Five Information Operations Trends to Watch

During his keynote speech at the April 13 Phoenix Challenge Conference, former Under Secretary of Defense for Intelligence Dr. Michael Vickers shared his assessment of the Top 5 Trends in Information Operations and their implications. One need only read news and journals (and not just exclusive to the IO community) to see these trends playing out across the globe.

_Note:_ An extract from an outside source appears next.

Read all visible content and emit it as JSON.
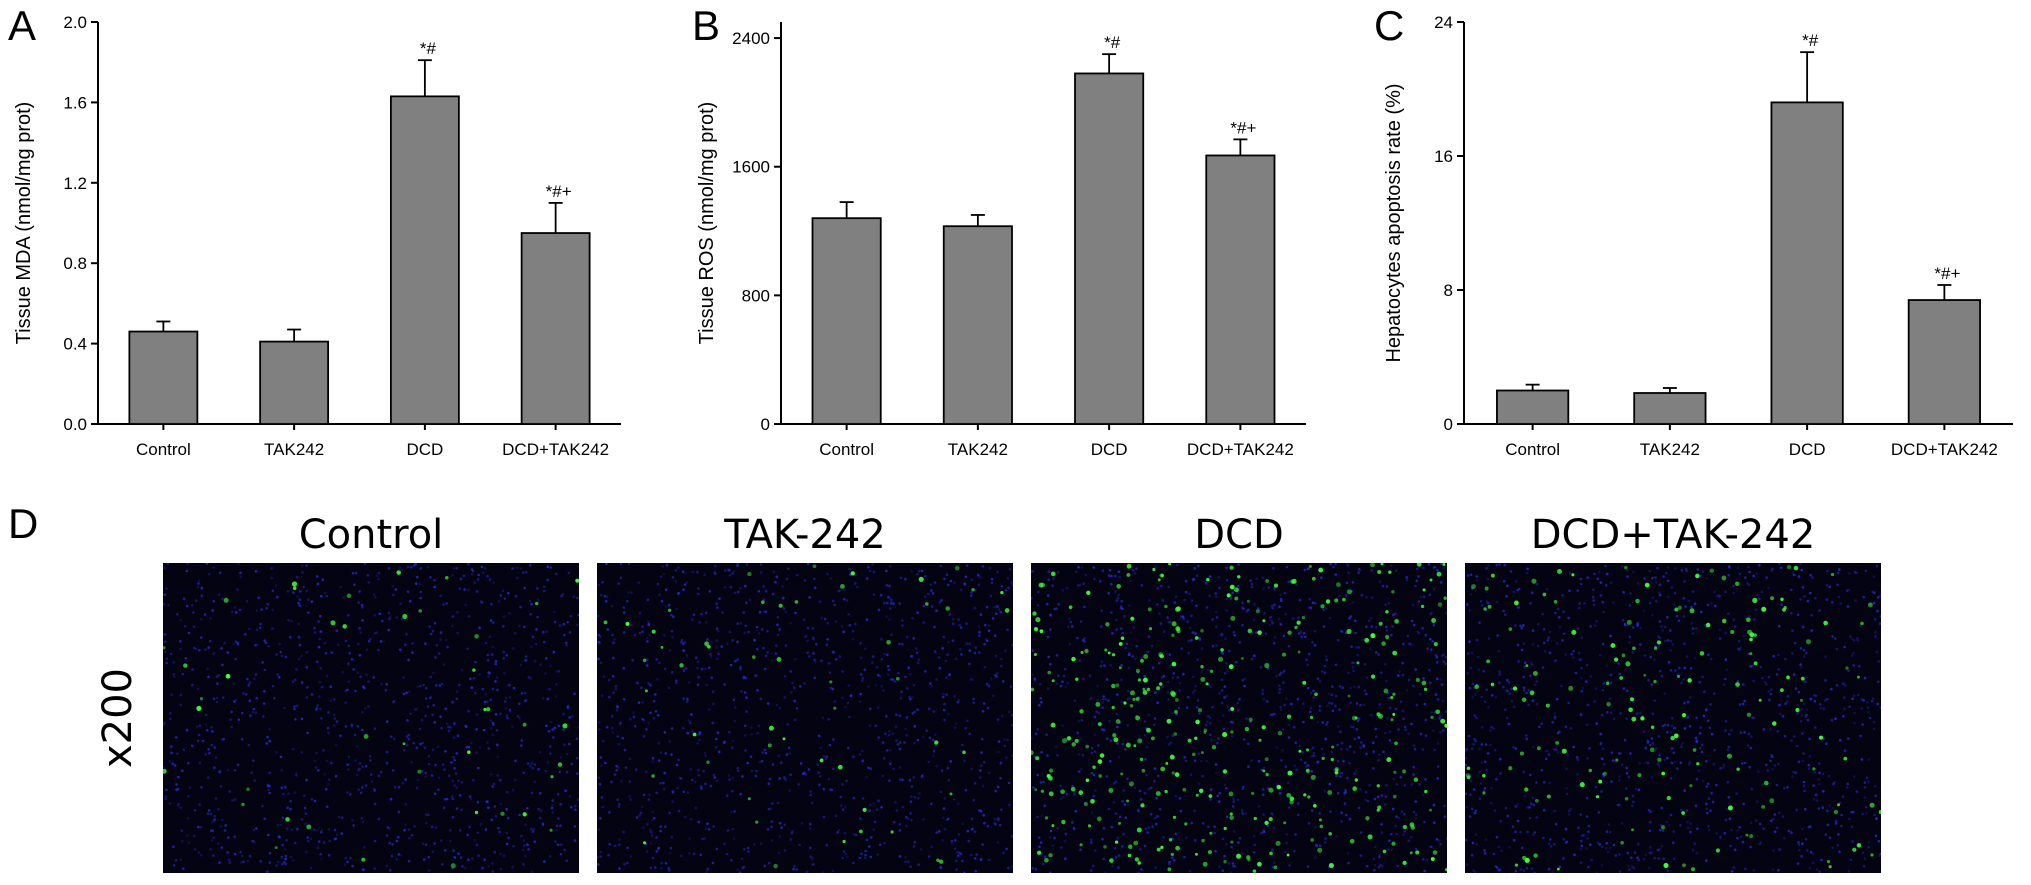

  1. Information Operations (IO) is central to strategic (“Great Power”) competition, particularly with Russia and in China’s effort to displace the United States.
  2. The information space is dramatically expanded with social media.
  3. Polarization of the information sphere, putting democracies at a disadvantage.
  4. False/fake information proliferation.
  5. Application of technology (cyber, artificial intelligence/machine learning) to increase the power of IO.
Vickers also described the implications of those trends and the need to elevate information operations as a strategic threat and capability across the federal government. The strategic ascendance of IO will impact how we leverage kinetic and non-kinetic tools. Economic and technological competition will be the central determinants of the U.S. ability to retain power. Within the United States, IO needs more visibility at the level of the National Security Council (NSC). The Department of Defense must also respond, elevating the development and planning of IO capabilities and workforce development. And notably, Vickers recommended that IO be viewed as its own unique domain, rather than being combined with electronic warfare and cyber, as the U.S. military has done in recent years.
China has embraced the value of its presence in the information space. In “A Different Kind of Army: The Militarization of China’s Internet Trolls,” by Ryan Fedasiuk, the author details China’s efforts to employ public commentators and volunteers to control online public opinion. This blurring of the lines between civilian/public and military activity is nothing new but should be a consideration in U.S. strategic direction in IO.
On the technology front, a recent piece in Tech Crunch highlights a University of Washington study of how AI-generated synthetic imagery, or deepfakes, can be used to manipulate satellite imagery to produce “real-looking — but totally fake — overhead maps of cities.” The ability of this technology to produce maps of places where no satellite imagery exists could have both positive and negative implications, but we ought to be thinking about how to verify the authenticity of any map.
These topics only scratch the surface when looking at how to address the trends Dr. Vickers identified during Phoenix Challenge. As the Information Professionals Association monitors these trends, we will help facilitate ongoing dialogue within the community, in the hopes of driving new priorities and solutions within the U.S. and in cooperation with partners and allies.


1 Response
  1. Michael Williams

    Dr. Vickers’ experience greatly informs his comments and he’s a great proponent. Based on experiences, I know DepSecDef Hicks will be a proponent and hope she will ensure the Under Sec for Policy keeps this mission are on the ‘front burner’ in development of military capabilities and in DoD strategy documents.